There is certainly some speculative purchasing taking place. Stockists and end-users are ordering more than they need for their immediate requirements, as they know it will be more expensive later on. There may also be some double-booking taking place, which will add to the strain on the mills.

This is affecting the food packaging industry. "Packaging materials are significantly higher than they were last year,"​ MEPS sales and marketing manager Barry Fish told FoodProductionDaily.com."A lot of packaging people who use our European Steel Review as an industry marker will be concerned."

MEPS says that customers have been frightened by the rise in prices and tightness in supply, and many may not be able to get the tonnages they require no matter what price they pay. "Even those with long-term contracts may go short,"​ said the company.

It appears that China continues to drive the market. Although there is growing reluctance to pay the higher prices, there is little sign of the Asian steel boom abating. MEPS says that buyers have recently been paying in excess of $US450 per tonne for imported slab, and $US340 per tonne for scrap.

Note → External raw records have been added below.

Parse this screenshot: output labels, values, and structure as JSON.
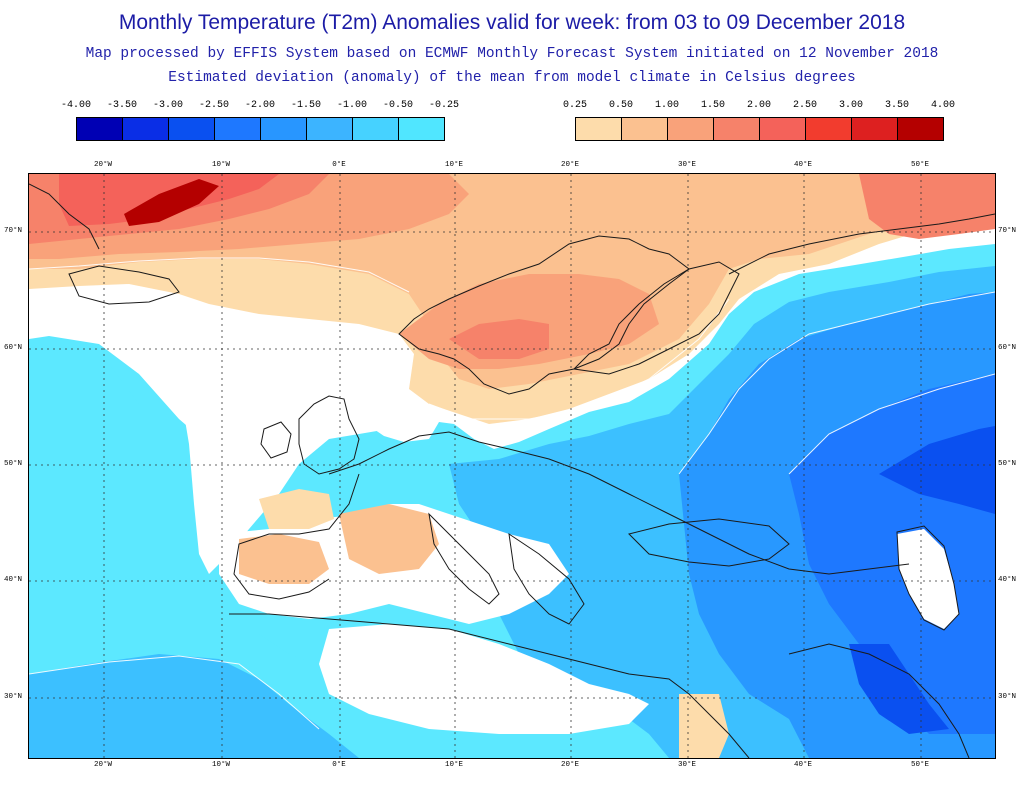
{
  "header": {
    "title": "Monthly Temperature (T2m) Anomalies valid for week: from 03 to 09 December 2018",
    "subtitle1": "Map processed by EFFIS System based on ECMWF Monthly Forecast System initiated on 12 November 2018",
    "subtitle2": "Estimated deviation (anomaly) of the mean from model climate in Celsius degrees"
  },
  "legend_negative": {
    "labels": [
      "-4.00",
      "-3.50",
      "-3.00",
      "-2.50",
      "-2.00",
      "-1.50",
      "-1.00",
      "-0.50",
      "-0.25"
    ],
    "colors": [
      "#0000b4",
      "#0a2ee6",
      "#0a50f0",
      "#1e78ff",
      "#2896ff",
      "#3cb4ff",
      "#46d2ff",
      "#50e6ff"
    ]
  },
  "legend_positive": {
    "labels": [
      "0.25",
      "0.50",
      "1.00",
      "1.50",
      "2.00",
      "2.50",
      "3.00",
      "3.50",
      "4.00"
    ],
    "colors": [
      "#fddcab",
      "#fbc190",
      "#f9a27a",
      "#f6826a",
      "#f4625a",
      "#f23c2e",
      "#dd2020",
      "#b40000"
    ]
  },
  "map": {
    "lon_labels": [
      "20°W",
      "10°W",
      "0°E",
      "10°E",
      "20°E",
      "30°E",
      "40°E",
      "50°E"
    ],
    "lat_labels": [
      "70°N",
      "60°N",
      "50°N",
      "40°N",
      "30°N"
    ],
    "colors": {
      "land_outline": "#1a1a1a",
      "contour": "#ffffff",
      "grid": "#333333"
    }
  }
}
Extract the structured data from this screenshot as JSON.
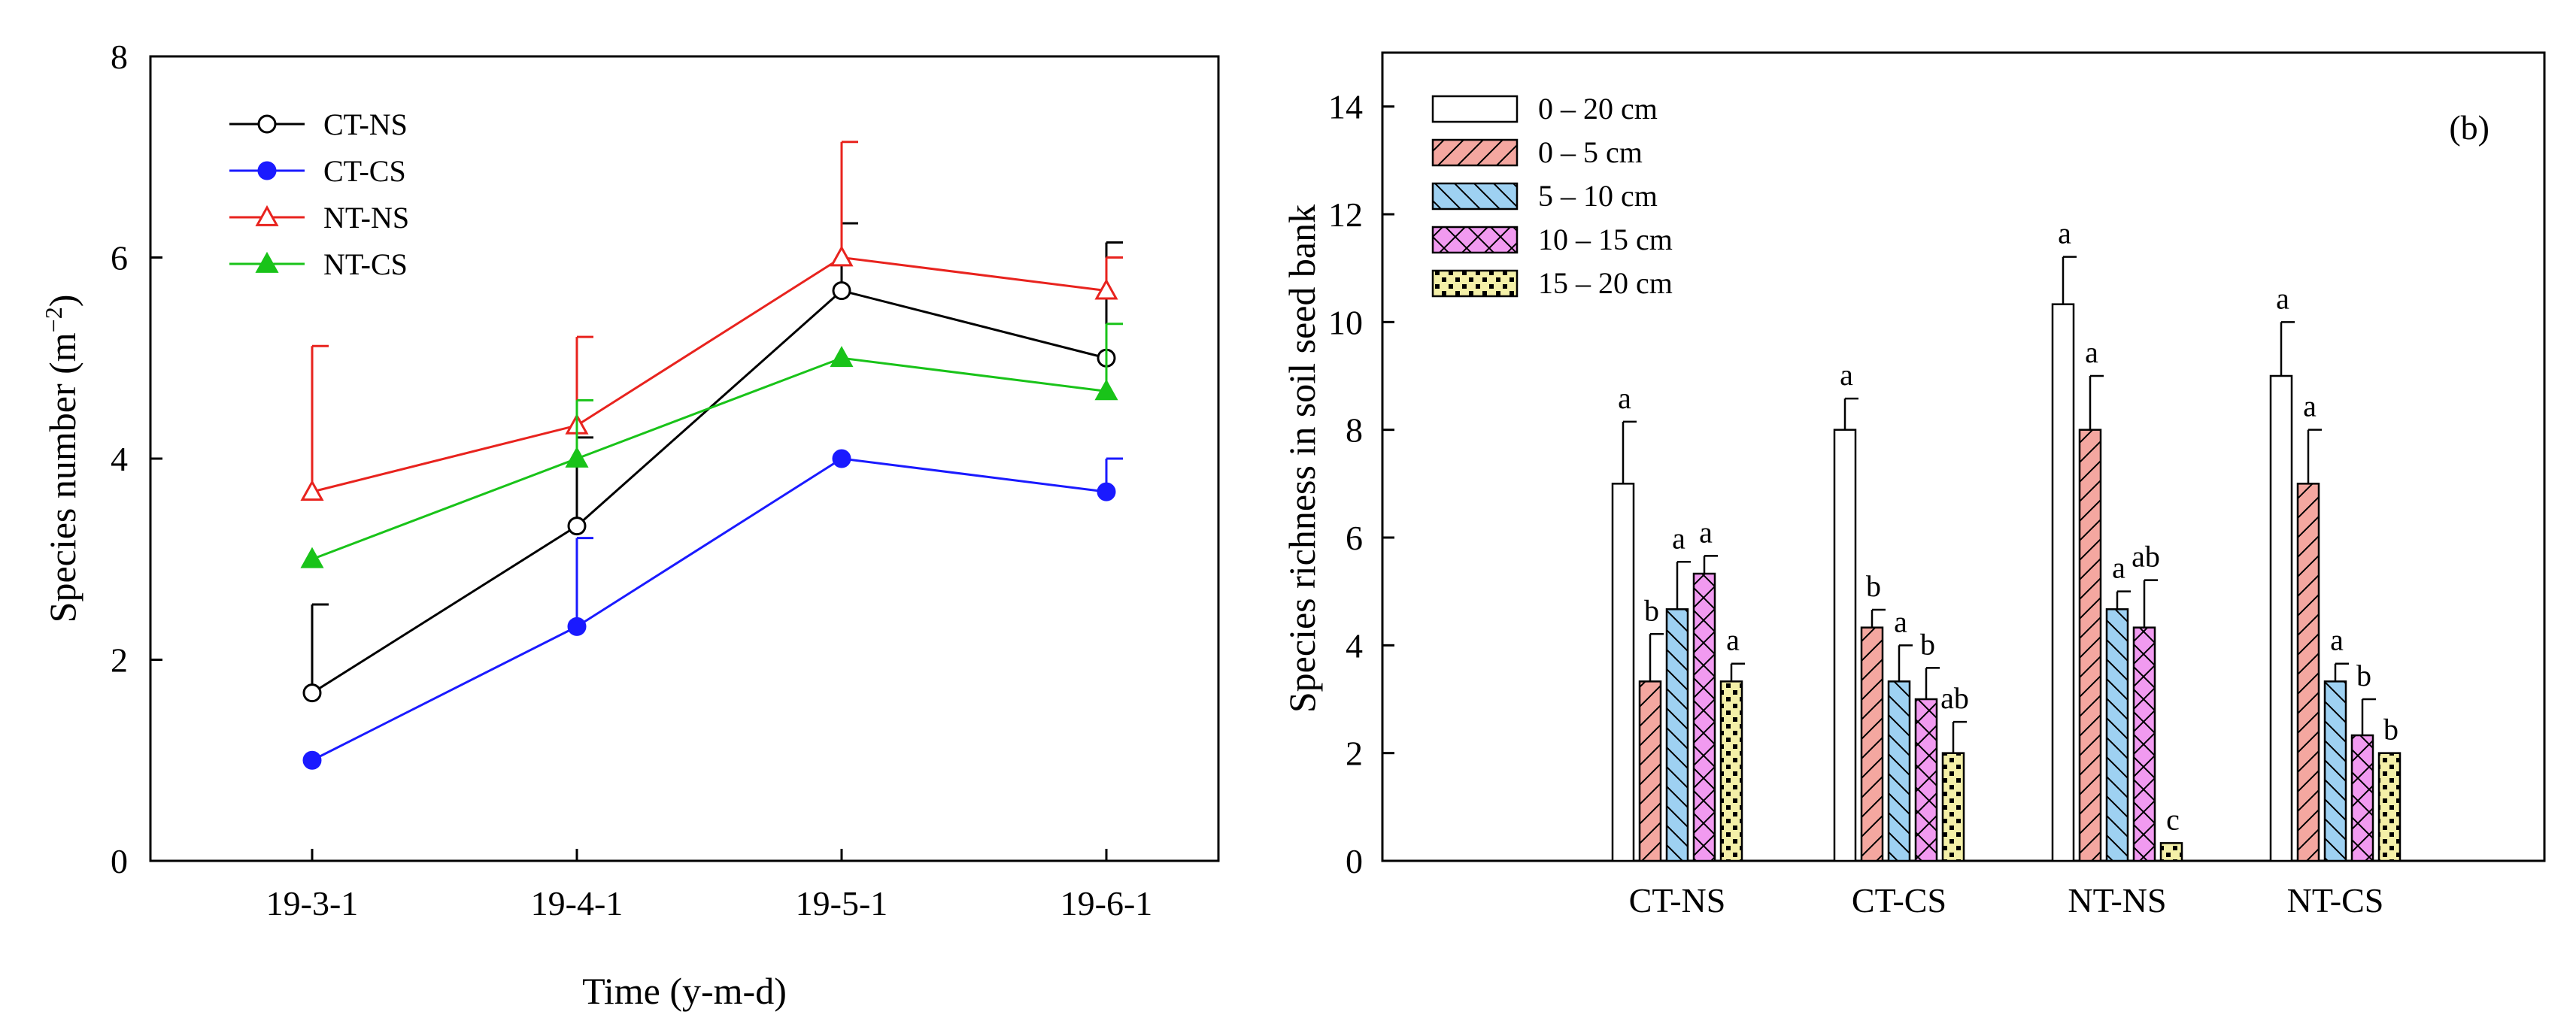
{
  "colors": {
    "CT-NS": "#000000",
    "CT-CS": "#1a1aff",
    "NT-NS": "#e8231e",
    "NT-CS": "#19c319",
    "depth_0_20": "#ffffff",
    "depth_0_5": "#f4a7a0",
    "depth_5_10": "#9ed1f2",
    "depth_10_15": "#f19af0",
    "depth_15_20": "#f4f0a8"
  },
  "chart_data": [
    {
      "type": "line",
      "title": "",
      "xlabel": "Time (y-m-d)",
      "ylabel_main": "Species number (m",
      "ylabel_sup": "−2",
      "ylabel_end": ")",
      "x": [
        "19-3-1",
        "19-4-1",
        "19-5-1",
        "19-6-1"
      ],
      "ylim": [
        0,
        8
      ],
      "yticks": [
        "0",
        "2",
        "4",
        "6",
        "8"
      ],
      "legend_position": "top-left",
      "series": [
        {
          "name": "CT-NS",
          "values": [
            1.67,
            3.33,
            5.67,
            5.0
          ],
          "err": [
            0.88,
            0.88,
            0.67,
            1.15
          ],
          "marker": "circle-open",
          "color": "#000000"
        },
        {
          "name": "CT-CS",
          "values": [
            1.0,
            2.33,
            4.0,
            3.67
          ],
          "err": [
            0,
            0.88,
            0,
            0.33
          ],
          "marker": "circle-filled",
          "color": "#1a1aff"
        },
        {
          "name": "NT-NS",
          "values": [
            3.67,
            4.33,
            6.0,
            5.67
          ],
          "err": [
            1.45,
            0.88,
            1.15,
            0.33
          ],
          "marker": "triangle-open",
          "color": "#e8231e"
        },
        {
          "name": "NT-CS",
          "values": [
            3.0,
            4.0,
            5.0,
            4.67
          ],
          "err": [
            0,
            0.58,
            0,
            0.67
          ],
          "marker": "triangle-filled",
          "color": "#19c319"
        }
      ]
    },
    {
      "type": "bar",
      "panel_label": "(b)",
      "title": "",
      "xlabel": "",
      "ylabel": "Species richness in soil seed bank",
      "categories": [
        "CT-NS",
        "CT-CS",
        "NT-NS",
        "NT-CS"
      ],
      "ylim": [
        0,
        15
      ],
      "yticks": [
        "0",
        "2",
        "4",
        "6",
        "8",
        "10",
        "12",
        "14"
      ],
      "legend_position": "top-left",
      "series": [
        {
          "name": "0 – 20 cm",
          "values": [
            7.0,
            8.0,
            10.33,
            9.0
          ],
          "err": [
            1.15,
            0.58,
            0.88,
            1.0
          ],
          "letters": [
            "a",
            "a",
            "a",
            "a"
          ],
          "color": "#ffffff",
          "pattern": "none"
        },
        {
          "name": "0 – 5 cm",
          "values": [
            3.33,
            4.33,
            8.0,
            7.0
          ],
          "err": [
            0.88,
            0.33,
            1.0,
            1.0
          ],
          "letters": [
            "b",
            "b",
            "a",
            "a"
          ],
          "color": "#f4a7a0",
          "pattern": "diag-right"
        },
        {
          "name": "5 – 10 cm",
          "values": [
            4.67,
            3.33,
            4.67,
            3.33
          ],
          "err": [
            0.88,
            0.67,
            0.33,
            0.33
          ],
          "letters": [
            "a",
            "a",
            "a",
            "a"
          ],
          "color": "#9ed1f2",
          "pattern": "diag-left"
        },
        {
          "name": "10 – 15 cm",
          "values": [
            5.33,
            3.0,
            4.33,
            2.33
          ],
          "err": [
            0.33,
            0.58,
            0.88,
            0.67
          ],
          "letters": [
            "a",
            "b",
            "ab",
            "b"
          ],
          "color": "#f19af0",
          "pattern": "cross"
        },
        {
          "name": "15 – 20 cm",
          "values": [
            3.33,
            2.0,
            0.33,
            2.0
          ],
          "err": [
            0.33,
            0.58,
            0.0,
            0.0
          ],
          "letters": [
            "a",
            "ab",
            "c",
            "b"
          ],
          "color": "#f4f0a8",
          "pattern": "checker"
        }
      ]
    }
  ]
}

"We are old enough to remember the days when European mills couldn't export to China unless they conceded a substantial discount: today China is paying a premium and still can't get enough steel,"​ said the MEPS​ report. The value of top-grade scrap has risen by more than $US100 per tonne since December.

According to the analysts, the main challenge for steel companies this year will be to expand revenue, at least in line with increasing raw material costs. So far, they are managing to pass through some sizeable price rises.

"However, there will come a point at which end-users start to resist,"​ said the report. "This could come into play first in markets such as construction, where contracts are signed on tight margins."